The IICSA hearings have shown us quite clearly how some bishops and Archbishops seem to have been seduced by a sense of loyalty to the institutions they preside over and, in the process, they have let go of integrity. In summary it has been said that protection of the Church institution has been found sometimes to be more important than the needs of victims of church abuse. Reading once more the booklet produced in February 2018 for General Synod, ‘We asked for Bread but You gave us Stones’, brings one back into touch with the sheer frustration of victims to get the church and its bishops to listen and to act.
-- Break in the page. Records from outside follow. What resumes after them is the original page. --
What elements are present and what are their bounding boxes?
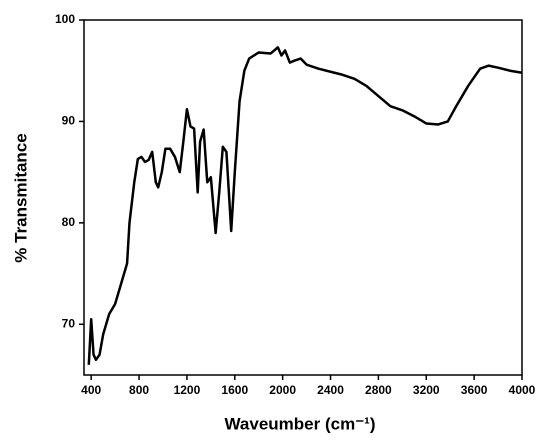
- x-tick-label: 800: [129, 383, 149, 397]
- x-tick-label: 3600: [461, 383, 488, 397]
- x-tick-label: 400: [81, 383, 101, 397]
- x-axis-title: Waveumber (cm⁻¹): [225, 414, 376, 433]
- x-tick-label: 2000: [269, 383, 296, 397]
- spectrum-line: [87, 46, 523, 365]
- plot-frame: [83, 19, 523, 376]
- y-tick-label: 70: [62, 316, 76, 330]
- y-axis-title: % Transmitance: [11, 133, 30, 262]
- y-tick-label: 80: [62, 215, 76, 229]
- x-tick-label: 1600: [221, 383, 248, 397]
- x-tick-label: 3200: [413, 383, 440, 397]
- y-tick-label: 100: [55, 12, 75, 26]
- x-tick-label: 1200: [174, 383, 201, 397]
- x-tick-label: 4000: [509, 383, 536, 397]
- x-tick-label: 2400: [317, 383, 344, 397]
- y-tick-label: 90: [62, 114, 76, 128]
- x-tick-label: 2800: [365, 383, 392, 397]
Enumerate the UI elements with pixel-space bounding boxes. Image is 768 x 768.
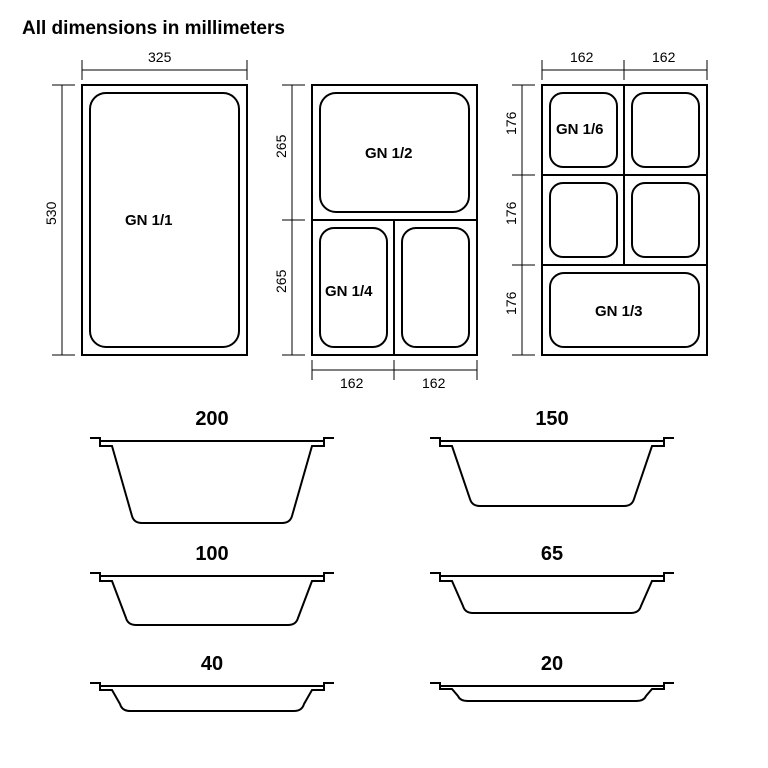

What is the charge that we should bring up against those who put the institution before its suffering victims? I think the short answer is a failure of integrity. Even when I have discovered over my time in the church that bishops are not necessarily cleverer or more spiritual than the rest of us, I have still consistently expected one thing of them. That one thing is also what I ask of myself -the gift of utter integrity. By this word I am referring to a consistency of words and action, a person who is a true WYSIWYG (what you see is what you get) person. I do not want my bishop to be a person that I project on to as I did as a child or a young clergyman. I know they will have limitations like the rest of us, but I would hope that they were always aware of the fact that sometimes they fail. Some of the behaviour that has been hinted at in the IICSA hearings as well as in the Bread and Stones document speaks of this betrayal of integrity. Such behaviour does enormous damage to the Church. Failure and wrong actions are one thing but the cultivation of an atmosphere of lying, cover-up and deliberate avoidance of victims/survivors and their needs is always corrosive to the well-being of the wider church.
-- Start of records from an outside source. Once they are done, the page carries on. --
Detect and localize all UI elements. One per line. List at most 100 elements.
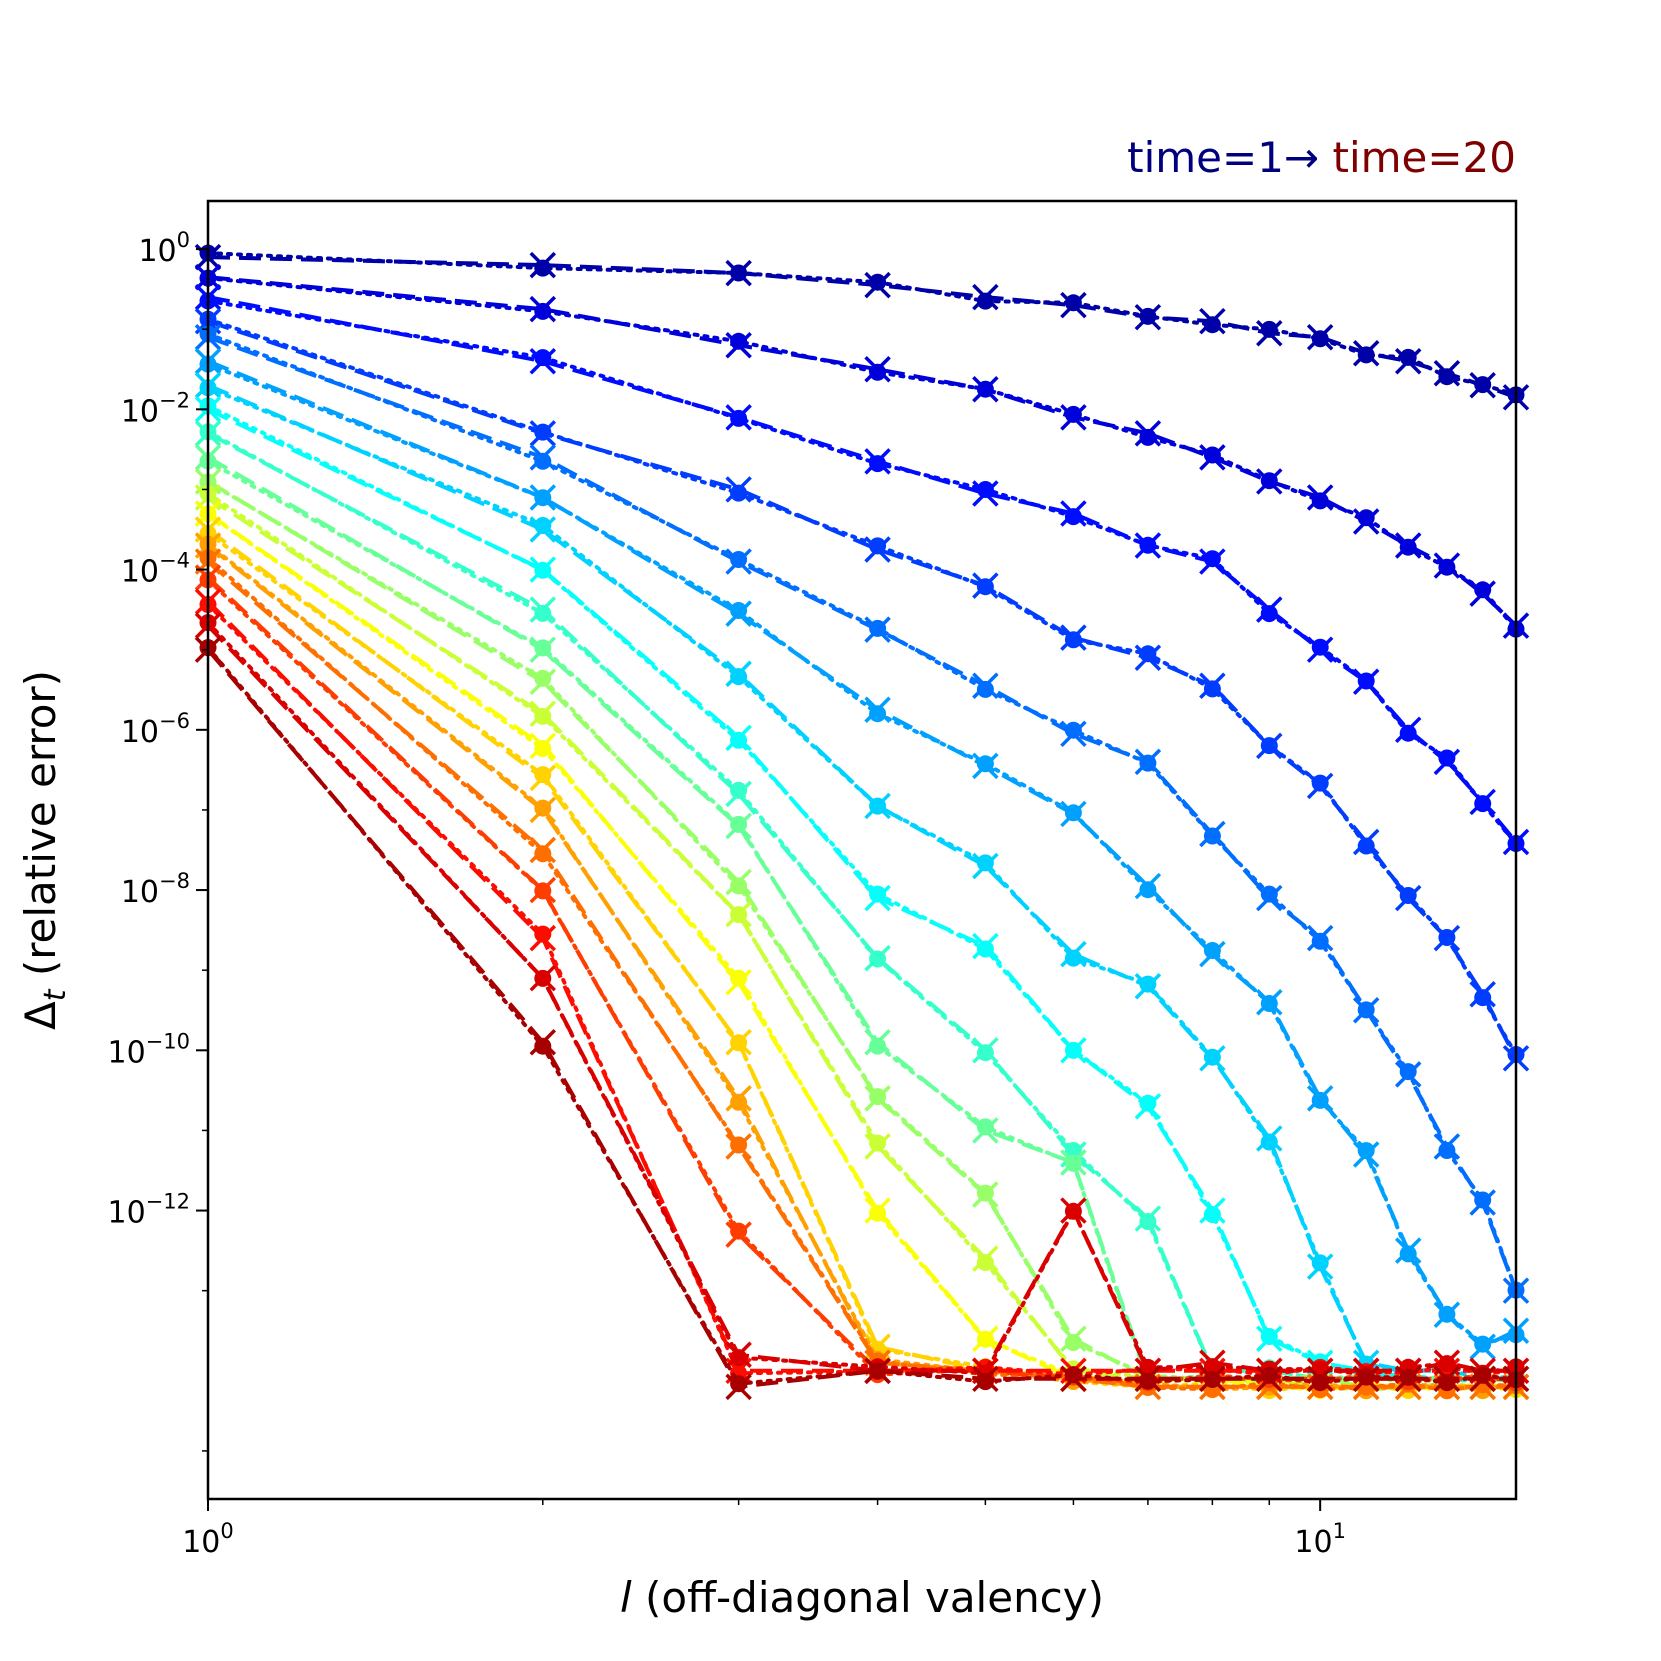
series-5-circle-marker-6 [1064,721,1082,739]
series-5-x-marker-5 [972,672,999,699]
series-19 [194,612,1530,1385]
series-15 [194,532,1530,1401]
series-11-x-marker-5 [972,1181,999,1208]
series-4-x-marker-12 [1394,884,1422,912]
series-7-x-marker-3 [725,660,752,687]
series-17-circle-marker-3 [730,1222,748,1240]
series-1-circle-marker-13 [1438,368,1456,386]
series-2 [194,263,1530,639]
series-1-x-marker-14 [1469,372,1496,399]
series-8-dotted-line [206,403,1518,1383]
y-tick-label: 100 [138,228,190,269]
series-4-circle-marker-3 [730,484,748,502]
series-4-x-marker-9 [1256,732,1283,760]
series-16 [194,548,1530,1401]
series-19-circle-marker-7 [1139,1358,1157,1376]
series-13-x-marker-3 [725,968,752,996]
series-7-x-marker-6 [1060,940,1087,968]
series-6-circle-marker-3 [730,602,748,619]
series-4-circle-marker-10 [1311,774,1329,792]
series-6-circle-marker-8 [1203,942,1221,959]
series-10-dashed-line [207,455,1516,1381]
series-4-x-marker-3 [725,476,752,503]
series-20-x-marker-9 [1256,1365,1283,1393]
series-20-x-marker-2 [529,1029,557,1056]
series-3-x-marker-8 [1199,548,1226,575]
series-5-x-marker-11 [1352,997,1380,1024]
x-tick-label: 101 [1294,1519,1346,1560]
y-tick-label: 10−2 [121,388,190,429]
series-1-x-marker-4 [864,271,891,299]
series-8-x-marker-2 [529,556,557,583]
series-1-circle-marker-12 [1399,348,1417,366]
series-9-circle-marker-3 [730,781,748,799]
series-9-x-marker-7 [1134,1205,1162,1232]
series-20-circle-marker-2 [534,1037,552,1055]
series-20-x-marker-5 [972,1365,999,1393]
series-3-x-marker-3 [725,404,752,431]
series-1-x-marker-2 [529,251,557,279]
series-3-x-marker-6 [1060,500,1087,527]
series-13-circle-marker-2 [534,740,552,757]
series-6-x-marker-14 [1469,1333,1496,1361]
series-1-circle-marker-9 [1260,320,1278,338]
series-1-dashed-line [207,255,1517,400]
series-9-dashed-line [207,431,1516,1381]
series-20-x-marker-12 [1394,1365,1422,1393]
series-18-x-marker-2 [529,924,557,952]
series-5-circle-marker-12 [1399,1063,1417,1081]
series-1-x-marker-13 [1433,360,1461,387]
series-11-circle-marker-3 [730,877,748,895]
series-13-circle-marker-4 [869,1204,887,1222]
series-7-x-marker-2 [529,516,557,543]
annotation-start: time=1→ [1127,133,1319,182]
series-9-x-marker-2 [529,596,557,623]
series-1-x-marker-8 [1199,307,1226,335]
series-14-x-marker-2 [529,764,557,792]
series-16-x-marker-3 [725,1133,752,1160]
series-5-x-marker-10 [1306,924,1334,952]
series-20-x-marker-7 [1134,1365,1162,1393]
series-5-x-marker-14 [1469,1189,1496,1216]
series-2-x-marker-8 [1199,444,1226,471]
series-5-circle-marker-14 [1474,1191,1492,1209]
series-8-circle-marker-4 [869,885,887,903]
series-1-circle-marker-8 [1203,316,1221,334]
series-10-x-marker-2 [529,636,557,663]
tick-layer: 100 101 100 10−2 10−4 10−6 10−8 10−10 10−12 [107,228,1345,1560]
series-8-x-marker-5 [972,932,999,960]
series-5-x-marker-4 [864,616,891,643]
series-3-x-marker-5 [972,480,999,507]
series-5 [194,323,1530,1304]
series-3-x-marker-10 [1306,636,1334,663]
series-19-x-marker-2 [529,964,557,992]
series-3-x-marker-9 [1256,596,1283,623]
series-11-x-marker-4 [864,1085,891,1112]
series-15-x-marker-3 [725,1085,752,1112]
series-5-x-marker-8 [1199,820,1226,848]
series-1-x-marker-9 [1256,319,1283,347]
series-6-x-marker-7 [1134,872,1162,900]
series-10-x-marker-4 [864,1029,891,1056]
series-1-x-marker-6 [1060,291,1087,319]
series-5-x-marker-3 [725,548,752,575]
series-6-circle-marker-11 [1357,1142,1375,1160]
series-2-x-marker-12 [1394,532,1422,559]
series-12-circle-marker-5 [976,1254,994,1271]
series-7-x-marker-5 [972,852,999,880]
series-5-circle-marker-5 [976,680,994,698]
series-10-x-marker-3 [725,812,752,840]
series-6-x-marker-10 [1306,1085,1334,1112]
y-tick-label: 10−6 [121,709,190,750]
series-2-circle-marker-10 [1311,492,1329,510]
series-4-x-marker-2 [529,420,557,447]
series-7-circle-marker-9 [1260,1133,1278,1151]
series-10-x-marker-6 [1060,1149,1087,1176]
series-2-x-marker-10 [1306,484,1334,511]
series-7-circle-marker-5 [976,854,994,872]
series-7-x-marker-10 [1306,1253,1334,1280]
series-6-x-marker-2 [529,484,557,511]
series-20-circle-marker-5 [976,1373,994,1391]
series-8-dashed-line [207,407,1516,1381]
series-7-circle-marker-3 [730,668,748,686]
The greatest challenge for the Church of England in this post IICSA period is not just to do the right thing for survivors. It is for the Church leadership to embrace this concept of integrity and require it as an essential part of all relationships between bishops and others and church abuse survivors. Any failure of integrity, and it is still endemic in the church, is like a cancer. A cancer eats and destroys good tissue eventually destroying the host. If there could be a slogan for the Church of England now, it would be something along the lines of ‘Make the Church a place of integrity again’. Such integrity must start at the very highest levels of governance in the Church.